The thing is, the realization should have come earlier. A marketplace is fundamentally a broker of trust. Where is trust needed? In small tasks—you need someone to vouch that this person can do a quick job competently. But for larger tasks, trust isn't brokered by a platform. It's built through meetings, project management, ongoing relationships. A platform focused just on that initial connection is never going to be sufficient for either side. A directory would be good enough for discovery—but that's not a business model.
Almost all of it. The $100-500 range was where everything happened. We managed to push slightly beyond that, but the ceiling was around $500. Once you got into the thousands, a 10% marketplace fee stopped making sense for partners. If you're paying $100 in fees on a $1,000 job, that feels unreasonable—especially when you've lost the repeat relationship.

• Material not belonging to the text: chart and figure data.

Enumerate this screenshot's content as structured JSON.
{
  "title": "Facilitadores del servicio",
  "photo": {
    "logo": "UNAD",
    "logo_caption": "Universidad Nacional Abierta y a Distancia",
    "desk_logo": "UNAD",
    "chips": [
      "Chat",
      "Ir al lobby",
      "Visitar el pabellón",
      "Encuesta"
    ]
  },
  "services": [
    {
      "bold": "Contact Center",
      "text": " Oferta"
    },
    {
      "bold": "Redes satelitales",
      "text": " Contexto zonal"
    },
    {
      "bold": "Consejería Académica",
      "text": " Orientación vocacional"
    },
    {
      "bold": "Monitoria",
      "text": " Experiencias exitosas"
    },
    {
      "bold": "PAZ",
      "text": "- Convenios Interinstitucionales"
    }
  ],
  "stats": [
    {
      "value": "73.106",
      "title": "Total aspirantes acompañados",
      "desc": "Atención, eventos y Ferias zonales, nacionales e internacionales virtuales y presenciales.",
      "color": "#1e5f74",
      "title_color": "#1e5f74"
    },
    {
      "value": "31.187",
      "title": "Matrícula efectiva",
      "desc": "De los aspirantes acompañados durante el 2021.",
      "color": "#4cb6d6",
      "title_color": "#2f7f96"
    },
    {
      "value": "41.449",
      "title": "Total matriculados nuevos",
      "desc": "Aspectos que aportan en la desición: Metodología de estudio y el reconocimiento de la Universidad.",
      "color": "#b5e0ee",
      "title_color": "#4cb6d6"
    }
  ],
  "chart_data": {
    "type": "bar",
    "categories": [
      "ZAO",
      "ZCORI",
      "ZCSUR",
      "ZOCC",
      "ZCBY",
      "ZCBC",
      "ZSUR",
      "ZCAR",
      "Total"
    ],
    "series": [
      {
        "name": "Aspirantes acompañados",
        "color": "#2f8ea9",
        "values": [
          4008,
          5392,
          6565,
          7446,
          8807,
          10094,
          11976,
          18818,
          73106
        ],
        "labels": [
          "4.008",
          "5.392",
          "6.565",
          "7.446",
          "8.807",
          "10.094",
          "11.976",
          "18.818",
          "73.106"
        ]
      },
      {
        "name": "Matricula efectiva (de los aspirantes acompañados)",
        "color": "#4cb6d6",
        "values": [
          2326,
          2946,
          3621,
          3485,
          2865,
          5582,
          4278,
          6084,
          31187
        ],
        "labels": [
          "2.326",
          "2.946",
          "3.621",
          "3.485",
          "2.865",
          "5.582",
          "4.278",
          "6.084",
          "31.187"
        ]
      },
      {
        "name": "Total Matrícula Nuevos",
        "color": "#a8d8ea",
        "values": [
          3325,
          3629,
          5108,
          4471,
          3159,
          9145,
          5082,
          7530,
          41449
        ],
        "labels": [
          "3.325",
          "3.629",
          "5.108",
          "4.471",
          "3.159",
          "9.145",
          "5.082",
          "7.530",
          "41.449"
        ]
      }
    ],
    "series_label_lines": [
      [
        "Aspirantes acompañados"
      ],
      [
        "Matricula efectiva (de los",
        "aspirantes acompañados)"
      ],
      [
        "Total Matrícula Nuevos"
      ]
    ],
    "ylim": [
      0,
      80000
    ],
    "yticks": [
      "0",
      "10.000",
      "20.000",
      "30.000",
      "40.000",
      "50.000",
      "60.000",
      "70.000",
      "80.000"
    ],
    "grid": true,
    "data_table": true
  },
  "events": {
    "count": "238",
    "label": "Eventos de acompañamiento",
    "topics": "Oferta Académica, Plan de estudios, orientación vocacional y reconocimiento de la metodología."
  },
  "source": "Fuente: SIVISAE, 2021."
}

And the $5,000-10,000 jobs where real money lives? Those were never transacted on the marketplace. The core insight—micro-tasks are what merchants need to get off the ground, and those are what's liquid in a marketplace—that was carrying almost all the weight.
Image placeholder
The CPO's question was the right question. The answer was that this couldn't and shouldn't be a $100M business—but success had created gravity that made that hard to see.
The Lesson
When something has initial success, everyone gets bought into wanting it to keep succeeding. From VP level down to individual PMs, everyone's trying to prove the reason for this thing to continue existing—and to continue existing at the scale it's at. There's always desire to get more, or to pretend it's more successful than it is.
The biggest lesson wasn't about scope expansion specifically. It's that every idea, every step of the way, has to be evaluated on its own merit. You can't let past success validate future ideas. The initial insight might have been good, but that doesn't mean the next idea is good just because the first one was.
If something fits into a longer-term picture—if even a losing investment pays off downstream—that's different. But Experts Marketplace didn't fit a longer-term picture. It was purely about revenue. And when that's the case, each investment needs to stand on current merit, not the borrowed credibility of past success.
I wish I'd had the experience to see that earlier. The CPO was right to ask the question. I just wasn't senior enough to give the honest answer.
What It Should Have Been
Fixed-price micro-tasks only. The $50-500 range. Built by one or two devs over a holiday, stabilized within six months, maintained by a small team indefinitely. We'd expand the types of tasks and maybe the pricing tiers, but tightly scoped.
The insight was real: new merchants need quick help getting off the ground. That need is ongoing—there are always new merchants—but it's not a growing need per merchant. For ongoing support, you want a directory structure, not a transactional marketplace.
A $10 million business that runs lean and serves a real need? That's a good outcome. The mistake was trying to make it something it was never going to be.
Experts Marketplace taught me that success creates its own gravity. Everyone wants to believe the next idea will work because the last one did. The discipline is evaluating each step on its own merit—and being honest when something should stay small.